The arc column reaches temperatures from 5000 to 7000°F. These temperatures have a harsh effect on the parent metal. The molten pool, which must maintain a temperature of approximately 2800°F,

radiates heat outward and changes the crystals surrounding the weld bead. Many times after welding, a part must be heat treated to change the size of the grains in the weld bead and the surrounding area. The heating of the base metal by the arc stream and the resultant molten weld puddle or crater

generally extend deep into the base metal. The extent of the heat-affected zone can be observed by studying the crystalline structure of the base metal in this zone. It generally is represented by a large grain. The grains in the unaffected areas of the metal are smaller. Because of the protection of the flux, the weld bead itself has medium-sized grains that extend to large grains at deeper penetration. It is not necessary to heat treat mild steel; but with many metals, the heart from welding will result in locked-in stresses that must be relieved either through peening or further heat treatment of the entire piece of metal.

Power supplies. Power is needed to supply the current that supports the arc column for fusion

welding. There are three types of welding power supplies: DC motor generators, AC transformers, and AC transformers with DC rectifiers.

Voltage characteristics. There are three major current–voltage characteristics commonly used in

today’s arc welding machines to help control the fluctuating currents caused by the arc column.

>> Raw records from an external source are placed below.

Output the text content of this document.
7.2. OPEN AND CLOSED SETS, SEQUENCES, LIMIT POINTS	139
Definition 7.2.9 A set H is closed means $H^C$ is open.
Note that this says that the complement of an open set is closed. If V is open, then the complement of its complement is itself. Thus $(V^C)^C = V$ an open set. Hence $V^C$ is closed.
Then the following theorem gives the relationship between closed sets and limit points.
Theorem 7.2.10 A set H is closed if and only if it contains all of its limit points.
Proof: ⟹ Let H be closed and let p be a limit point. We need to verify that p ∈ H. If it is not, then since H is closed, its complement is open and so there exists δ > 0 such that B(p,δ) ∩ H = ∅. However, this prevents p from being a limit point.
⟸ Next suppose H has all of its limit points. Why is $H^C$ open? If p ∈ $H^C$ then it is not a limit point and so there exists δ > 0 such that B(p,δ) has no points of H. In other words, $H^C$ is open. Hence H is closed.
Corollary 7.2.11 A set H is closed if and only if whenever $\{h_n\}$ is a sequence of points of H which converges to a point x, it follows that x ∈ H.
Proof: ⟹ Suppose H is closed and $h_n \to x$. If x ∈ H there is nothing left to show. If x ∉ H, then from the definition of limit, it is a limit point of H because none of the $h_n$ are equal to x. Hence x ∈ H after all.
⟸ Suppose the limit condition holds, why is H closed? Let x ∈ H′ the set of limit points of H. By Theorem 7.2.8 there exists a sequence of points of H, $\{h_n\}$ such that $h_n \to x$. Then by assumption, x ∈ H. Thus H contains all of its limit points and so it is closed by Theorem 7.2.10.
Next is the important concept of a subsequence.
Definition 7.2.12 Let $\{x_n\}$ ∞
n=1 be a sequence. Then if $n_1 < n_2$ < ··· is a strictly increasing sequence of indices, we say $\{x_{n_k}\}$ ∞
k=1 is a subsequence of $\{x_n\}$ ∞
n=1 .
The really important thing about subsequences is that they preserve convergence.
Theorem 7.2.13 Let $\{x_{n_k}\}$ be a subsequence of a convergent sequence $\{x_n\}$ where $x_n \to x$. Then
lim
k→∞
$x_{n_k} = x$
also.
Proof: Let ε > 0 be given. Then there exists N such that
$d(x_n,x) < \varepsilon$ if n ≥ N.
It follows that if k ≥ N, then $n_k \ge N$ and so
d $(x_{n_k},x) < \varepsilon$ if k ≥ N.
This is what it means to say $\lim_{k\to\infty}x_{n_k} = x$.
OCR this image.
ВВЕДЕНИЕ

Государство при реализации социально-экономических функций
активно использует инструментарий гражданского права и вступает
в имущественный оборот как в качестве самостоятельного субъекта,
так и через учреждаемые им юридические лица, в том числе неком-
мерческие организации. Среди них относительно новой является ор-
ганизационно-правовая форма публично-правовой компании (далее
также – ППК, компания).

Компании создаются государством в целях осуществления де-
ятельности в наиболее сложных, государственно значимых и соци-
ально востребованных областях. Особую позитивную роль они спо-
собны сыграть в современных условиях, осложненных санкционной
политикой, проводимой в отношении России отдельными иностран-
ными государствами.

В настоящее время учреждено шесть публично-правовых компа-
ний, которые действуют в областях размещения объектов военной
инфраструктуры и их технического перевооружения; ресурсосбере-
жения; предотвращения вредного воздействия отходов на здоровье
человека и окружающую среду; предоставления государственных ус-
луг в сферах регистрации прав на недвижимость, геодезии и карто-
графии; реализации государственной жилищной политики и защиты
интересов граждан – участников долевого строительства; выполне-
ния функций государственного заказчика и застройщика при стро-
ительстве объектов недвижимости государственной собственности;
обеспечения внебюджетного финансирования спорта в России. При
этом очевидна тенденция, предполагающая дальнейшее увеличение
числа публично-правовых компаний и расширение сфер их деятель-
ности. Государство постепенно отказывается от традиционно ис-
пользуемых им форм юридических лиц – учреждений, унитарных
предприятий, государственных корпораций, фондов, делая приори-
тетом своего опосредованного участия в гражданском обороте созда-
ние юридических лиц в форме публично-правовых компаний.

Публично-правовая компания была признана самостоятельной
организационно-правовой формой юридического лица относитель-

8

They are: (1) the drooping-arc voltage (DAV), (2) the constant-arc voltage (CAV), and (3) the rising- arc voltage (RAV).

The machine that is designed with the DAV characteristics provides the highest potential voltage when the welding current circuit is open and no current is flowing. As the arc column is started, the voltage drops to a minimum and the amperage rises rapidly. With DAV, when the length of the arc column is increased, the voltage rises and the amperage decreases (Fig. 5.39(a)). The DAV is the type of voltage–amperage relationship preferred for standard shielded-arc welding that is manually done.

Fig. 5.39 Voltage–Current characteristics in arc welding.

The CAV and a modification of it called the RAV are characteristics preferred for semiautomatic or automatic welding processes because they maintain a pre-set voltage regardless of the amount of current being drawn from the machine (Fig. 5.39(b)). These voltage amperage characteristics are sensitive to the short-circuiting effect of the shielded-arc mechanism of metal transfer. With these types, the spray are method rather than the short-circuit arc method of metal transfer is used. The spray arc, much like a spray gun spraying paint, works on a principle different from that of the short- circuit pinch-off effect of welding with a stick electrode. An advantage of the RAV over the CAV characteristic is that as the amperage requirement is increased, the voltage is increased automatically, thus helping to maintain a constant-arc gap even if short-circuiting occurs. This RAV is adaptable to the fully automatic processes.